The last play I saw by Robert Lepage (The Blue Dragon) I described as “theatrical perfection” . So my expectations were running high. I was especially intrigued by the idea of a series of plays based on the suits of cards, as I’ve been a professional conjurer for the last 10 years and I was keen to see a play drawing on my 52 friends for inspiration.
This series has been commissioned by the 360° Network ( a worldwide group of 360° theatrical spaces) and so we are treated to a 360° viewing of the Lepage magic.
Yet despite all its technical wizardry and moments that did touch me, this play felt clunky and contrived on too many occasions. The anti-war characters felt bolted on rather than an organic part of the story.
2 characters/stories stood out for me; the gambling addict – his scene at Gamblers Anonymous was extremely powerful. As was the illegal immigrant house maid’s dilemma at needing to find a doctor.
Ironically these two scenes required no fancy staging, yet the rest of play is a dazzling whirligig of theatrical tricks and illusions, which for me detracted from the stories being told.
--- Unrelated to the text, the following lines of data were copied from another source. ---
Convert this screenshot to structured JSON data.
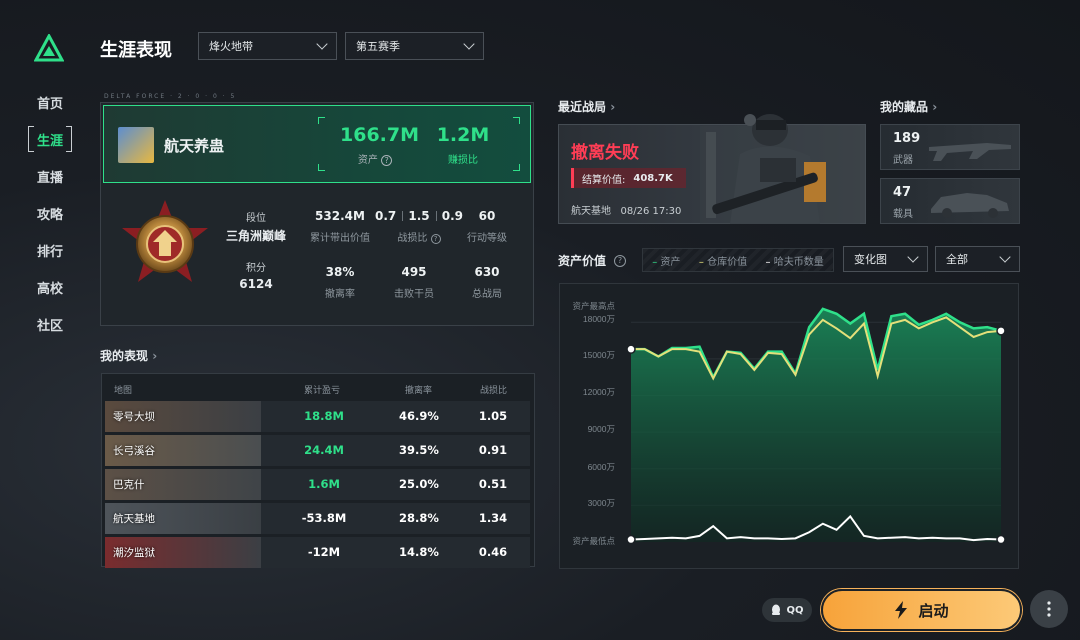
{
  "header": {
    "title": "生涯表现",
    "mode_select": "烽火地带",
    "season_select": "第五赛季"
  },
  "sidebar": {
    "items": [
      {
        "label": "首页"
      },
      {
        "label": "生涯",
        "active": true
      },
      {
        "label": "直播"
      },
      {
        "label": "攻略"
      },
      {
        "label": "排行"
      },
      {
        "label": "高校"
      },
      {
        "label": "社区"
      }
    ]
  },
  "profile": {
    "tag": "DELTA FORCE · 2 · 0 · 0 · 5",
    "username": "航天养蛊",
    "assets_value": "166.7M",
    "assets_label": "资产",
    "kd_value": "1.2M",
    "kd_label": "赚损比",
    "rank_label": "段位",
    "rank_name": "三角洲巅峰",
    "score_label": "积分",
    "score_value": "6124",
    "stats": {
      "cumulative_value": "532.4M",
      "cumulative_label": "累计带出价值",
      "kd_values": [
        "0.7",
        "1.5",
        "0.9"
      ],
      "kd_label": "战损比",
      "action_level": "60",
      "action_level_label": "行动等级",
      "evac_rate": "38%",
      "evac_label": "撤离率",
      "kills": "495",
      "kills_label": "击败干员",
      "total_matches": "630",
      "total_label": "总战局"
    }
  },
  "performance": {
    "title": "我的表现",
    "columns": [
      "地图",
      "累计盈亏",
      "撤离率",
      "战损比"
    ],
    "rows": [
      {
        "map": "零号大坝",
        "pnl": "18.8M",
        "evac": "46.9%",
        "kd": "1.05",
        "positive": true
      },
      {
        "map": "长弓溪谷",
        "pnl": "24.4M",
        "evac": "39.5%",
        "kd": "0.91",
        "positive": true
      },
      {
        "map": "巴克什",
        "pnl": "1.6M",
        "evac": "25.0%",
        "kd": "0.51",
        "positive": true
      },
      {
        "map": "航天基地",
        "pnl": "-53.8M",
        "evac": "28.8%",
        "kd": "1.34",
        "positive": false
      },
      {
        "map": "潮汐监狱",
        "pnl": "-12M",
        "evac": "14.8%",
        "kd": "0.46",
        "positive": false
      }
    ]
  },
  "recent_battle": {
    "title": "最近战局",
    "result": "撤离失败",
    "settle_label": "结算价值:",
    "settle_value": "408.7K",
    "map": "航天基地",
    "time": "08/26 17:30"
  },
  "collection": {
    "title": "我的藏品",
    "items": [
      {
        "count": "189",
        "label": "武器"
      },
      {
        "count": "47",
        "label": "载具"
      }
    ]
  },
  "asset_chart": {
    "title": "资产价值",
    "legend": [
      "资产",
      "仓库价值",
      "哈夫币数量"
    ],
    "view_select": "变化图",
    "range_select": "全部",
    "colors": {
      "asset": "#2fe08a",
      "warehouse": "#e4e07a",
      "havc": "#ffffff"
    }
  },
  "chart_data": {
    "type": "line",
    "ytick_labels": [
      "资产最高点",
      "18000万",
      "15000万",
      "12000万",
      "9000万",
      "6000万",
      "3000万",
      "资产最低点"
    ],
    "yticks": [
      18000,
      15000,
      12000,
      9000,
      6000,
      3000
    ],
    "ylim": [
      0,
      19500
    ],
    "grid": true,
    "series": [
      {
        "name": "资产",
        "values": [
          15800,
          15800,
          15200,
          15900,
          15900,
          16000,
          13500,
          15600,
          15500,
          14200,
          15600,
          15600,
          13800,
          17600,
          19100,
          18700,
          17900,
          18700,
          14100,
          18500,
          18700,
          17800,
          18200,
          18700,
          18000,
          17500,
          17600,
          17300
        ]
      },
      {
        "name": "仓库价值",
        "values": [
          15800,
          15800,
          15200,
          15800,
          15800,
          15600,
          13400,
          15600,
          15400,
          14100,
          15500,
          15400,
          13700,
          17000,
          18200,
          17500,
          16700,
          17900,
          13600,
          17900,
          18200,
          17500,
          18000,
          18400,
          17600,
          16800,
          17200,
          17300
        ]
      },
      {
        "name": "哈夫币数量",
        "values": [
          200,
          250,
          300,
          350,
          300,
          500,
          1300,
          300,
          400,
          300,
          300,
          250,
          300,
          800,
          1500,
          1000,
          2100,
          500,
          300,
          350,
          400,
          300,
          350,
          300,
          300,
          150,
          250,
          200
        ]
      }
    ]
  },
  "footer": {
    "qq_label": "QQ",
    "launch_label": "启动"
  }
}
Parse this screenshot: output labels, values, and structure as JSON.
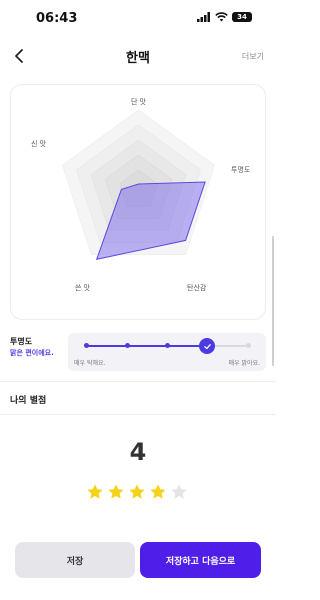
{
  "status_bar": {
    "time": "06:43",
    "battery": "34"
  },
  "header": {
    "title": "한맥",
    "more_label": "더보기"
  },
  "radar": {
    "labels": {
      "top": "단 맛",
      "right": "투명도",
      "bottom_right": "탄산감",
      "bottom_left": "쓴 맛",
      "left": "신 맛"
    },
    "fill_color": "#6f5bea"
  },
  "attribute": {
    "name": "투명도",
    "description": "맑은 편이에요.",
    "min_label": "매우 탁해요.",
    "max_label": "매우 맑아요.",
    "selected_step": 4,
    "total_steps": 5
  },
  "rating": {
    "title": "나의 별점",
    "value": "4",
    "stars_filled": 4,
    "stars_total": 5
  },
  "buttons": {
    "save": "저장",
    "save_next": "저장하고 다음으로"
  },
  "colors": {
    "accent": "#4f1ee8",
    "star": "#f5d31c",
    "star_empty": "#e4e4e4"
  }
}
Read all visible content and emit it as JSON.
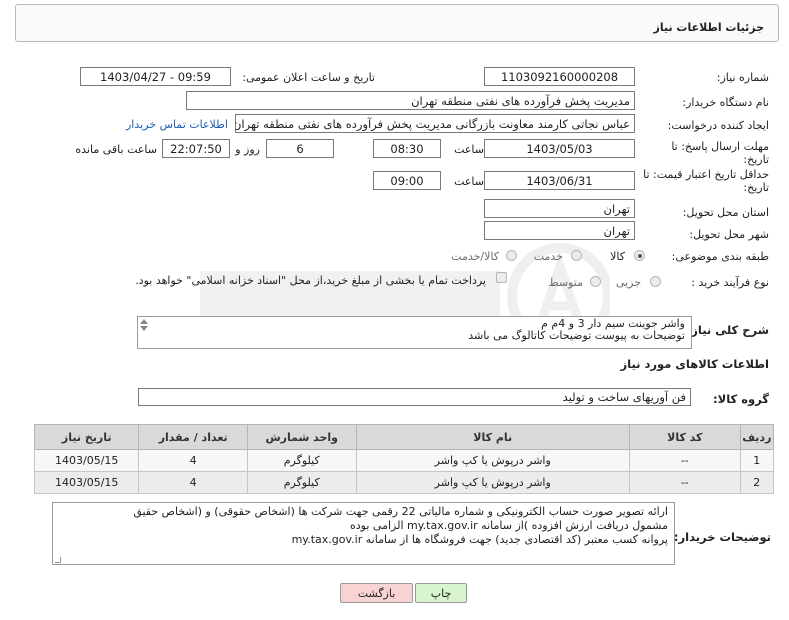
{
  "header": {
    "title": "جزئیات اطلاعات نیاز"
  },
  "form": {
    "need_number": {
      "label": "شماره نیاز:",
      "value": "1103092160000208"
    },
    "announce_datetime": {
      "label": "تاریخ و ساعت اعلان عمومی:",
      "value": "1403/04/27 - 09:59"
    },
    "buyer_org": {
      "label": "نام دستگاه خریدار:",
      "value": "مدیریت پخش فرآورده های نفتی منطقه تهران"
    },
    "requester": {
      "label": "ایجاد کننده درخواست:",
      "value": "عباس نجاتی کارمند معاونت بازرگانی مدیریت پخش فرآورده های نفتی منطقه تهران",
      "contact_link": "اطلاعات تماس خریدار"
    },
    "deadline": {
      "label": "مهلت ارسال پاسخ: تا",
      "label2": "تاریخ:",
      "date": "1403/05/03",
      "time_label": "ساعت",
      "time": "08:30",
      "days": "6",
      "days_label": "روز و",
      "remaining": "22:07:50",
      "remaining_label": "ساعت باقی مانده"
    },
    "validity": {
      "label": "حداقل تاریخ اعتبار قیمت: تا",
      "label2": "تاریخ:",
      "date": "1403/06/31",
      "time_label": "ساعت",
      "time": "09:00"
    },
    "province": {
      "label": "استان محل تحویل:",
      "value": "تهران"
    },
    "city": {
      "label": "شهر محل تحویل:",
      "value": "تهران"
    },
    "category": {
      "label": "طبقه بندی موضوعی:",
      "options": [
        "کالا",
        "خدمت",
        "کالا/خدمت"
      ],
      "selected": "کالا"
    },
    "process": {
      "label": "نوع فرآیند خرید :",
      "options": [
        "جزیی",
        "متوسط"
      ],
      "payment_note": "پرداخت تمام یا بخشی از مبلغ خرید،از محل \"اسناد خزانه اسلامی\" خواهد بود."
    }
  },
  "description": {
    "label": "شرح کلی نیاز:",
    "line1": "واشر جوینت سیم دار 3 و 4م م",
    "line2": "توضیحات به پیوست توضیحات کاتالوگ می باشد"
  },
  "goods": {
    "section_title": "اطلاعات کالاهای مورد نیاز",
    "group_label": "گروه کالا:",
    "group_value": "فن آوریهای ساخت و تولید",
    "columns": [
      "ردیف",
      "کد کالا",
      "نام کالا",
      "واحد شمارش",
      "تعداد / مقدار",
      "تاریخ نیاز"
    ],
    "rows": [
      {
        "idx": "1",
        "code": "--",
        "name": "واشر درپوش یا کپ واشر",
        "unit": "کیلوگرم",
        "qty": "4",
        "date": "1403/05/15"
      },
      {
        "idx": "2",
        "code": "--",
        "name": "واشر درپوش یا کپ واشر",
        "unit": "کیلوگرم",
        "qty": "4",
        "date": "1403/05/15"
      }
    ]
  },
  "buyer_notes": {
    "label": "توضیحات خریدار:",
    "line1": "ارائه  تصویر صورت حساب الکترونیکی و شماره مالیاتی 22 رقمی  جهت شرکت ها (اشخاص حقوقی) و (اشخاص حقیق",
    "line2": "مشمول دریافت ارزش افزوده )از سامانه my.tax.gov.ir  الزامی بوده",
    "line3": "پروانه کسب معتبر (کد اقتصادی جدید) جهت فروشگاه ها از سامانه my.tax.gov.ir"
  },
  "buttons": {
    "print": "چاپ",
    "back": "بازگشت"
  },
  "colors": {
    "print_bg": "#d8f5d0",
    "back_bg": "#f7d3d3",
    "link": "#1a5fb4"
  }
}
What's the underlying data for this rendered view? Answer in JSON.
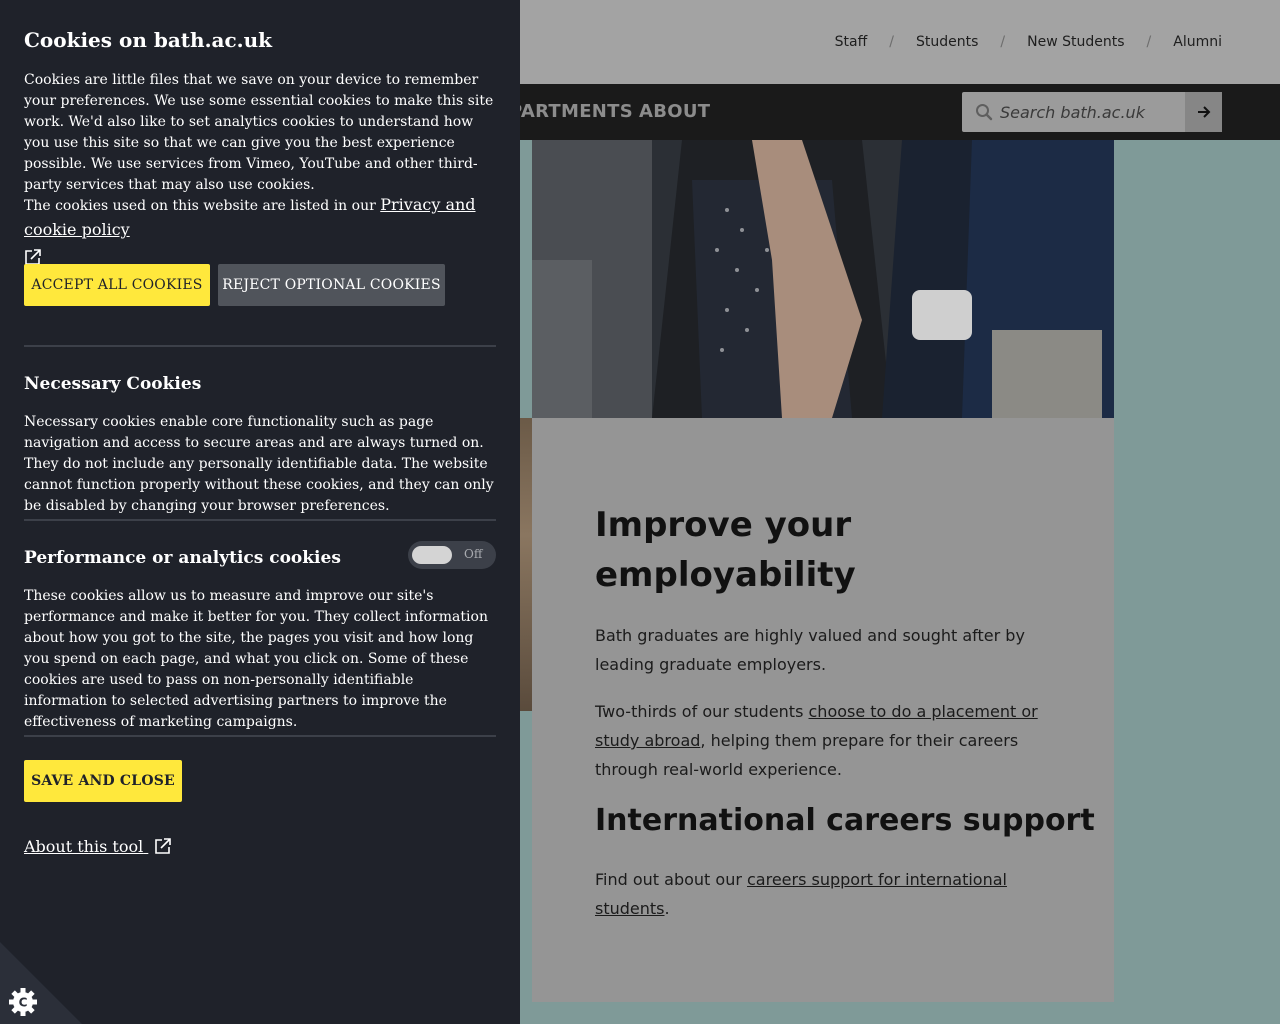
{
  "audience_nav": [
    "Staff",
    "Students",
    "New Students",
    "Alumni"
  ],
  "audience_sep": "/",
  "main_nav": [
    "PARTMENTS",
    "ABOUT"
  ],
  "search": {
    "placeholder": "Search bath.ac.uk",
    "icon": "search-icon",
    "submit_icon": "arrow-right-icon"
  },
  "content": {
    "heading1": "Improve your employability",
    "p1": "Bath graduates are highly valued and sought after by leading graduate employers.",
    "p2_before": "Two-thirds of our students ",
    "p2_link": "choose to do a placement or study abroad",
    "p2_after": ", helping them prepare for their careers through real-world experience.",
    "heading2": "International careers support",
    "p3_before": "Find out about our ",
    "p3_link": "careers support for international students",
    "p3_after": "."
  },
  "cookies": {
    "title": "Cookies on bath.ac.uk",
    "intro": "Cookies are little files that we save on your device to remember your preferences. We use some essential cookies to make this site work. We'd also like to set analytics cookies to understand how you use this site so that we can give you the best experience possible. We use services from Vimeo, YouTube and other third-party services that may also use cookies.",
    "policy_text": "The cookies used on this website are listed in our ",
    "policy_link": "Privacy and cookie policy",
    "accept_label": "ACCEPT ALL COOKIES",
    "reject_label": "REJECT OPTIONAL COOKIES",
    "necessary_title": "Necessary Cookies",
    "necessary_text": "Necessary cookies enable core functionality such as page navigation and access to secure areas and are always turned on. They do not include any personally identifiable data. The website cannot function properly without these cookies, and they can only be disabled by changing your browser preferences.",
    "performance_title": "Performance or analytics cookies",
    "performance_toggle": "Off",
    "performance_text": "These cookies allow us to measure and improve our site's performance and make it better for you. They collect information about how you got to the site, the pages you visit and how long you spend on each page, and what you click on. Some of these cookies are used to pass on non-personally identifiable information to selected advertising partners to improve the effectiveness of marketing campaigns.",
    "save_label": "SAVE AND CLOSE",
    "about_label": "About this tool"
  },
  "colors": {
    "panel_bg": "#1f222a",
    "accent_yellow": "#ffe83c",
    "secondary_button": "#50545b"
  }
}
A few musical numbers linked with Vegas /cards just didn’t work and to my mind were obviously added so the central stage area could be set. I expect better from the master of theatrical magic and segues.
Now a “bad” Lepage play is still better than other theatrical work out there. So if you’ve never seen any of Lepage’s work it’s worth going to see, just to see his style, but be aware this is nowhere near the pinnacles he can reach.
Maybe he’s finding his feet with the 360° concept. I look forward to the next suit in the pack and hope it relies less on the whistles and bells and keeps us connected via the humanity on stage.
At the end there were more technicians on stage being applauded than actors, therein lies the problem with this piece for me.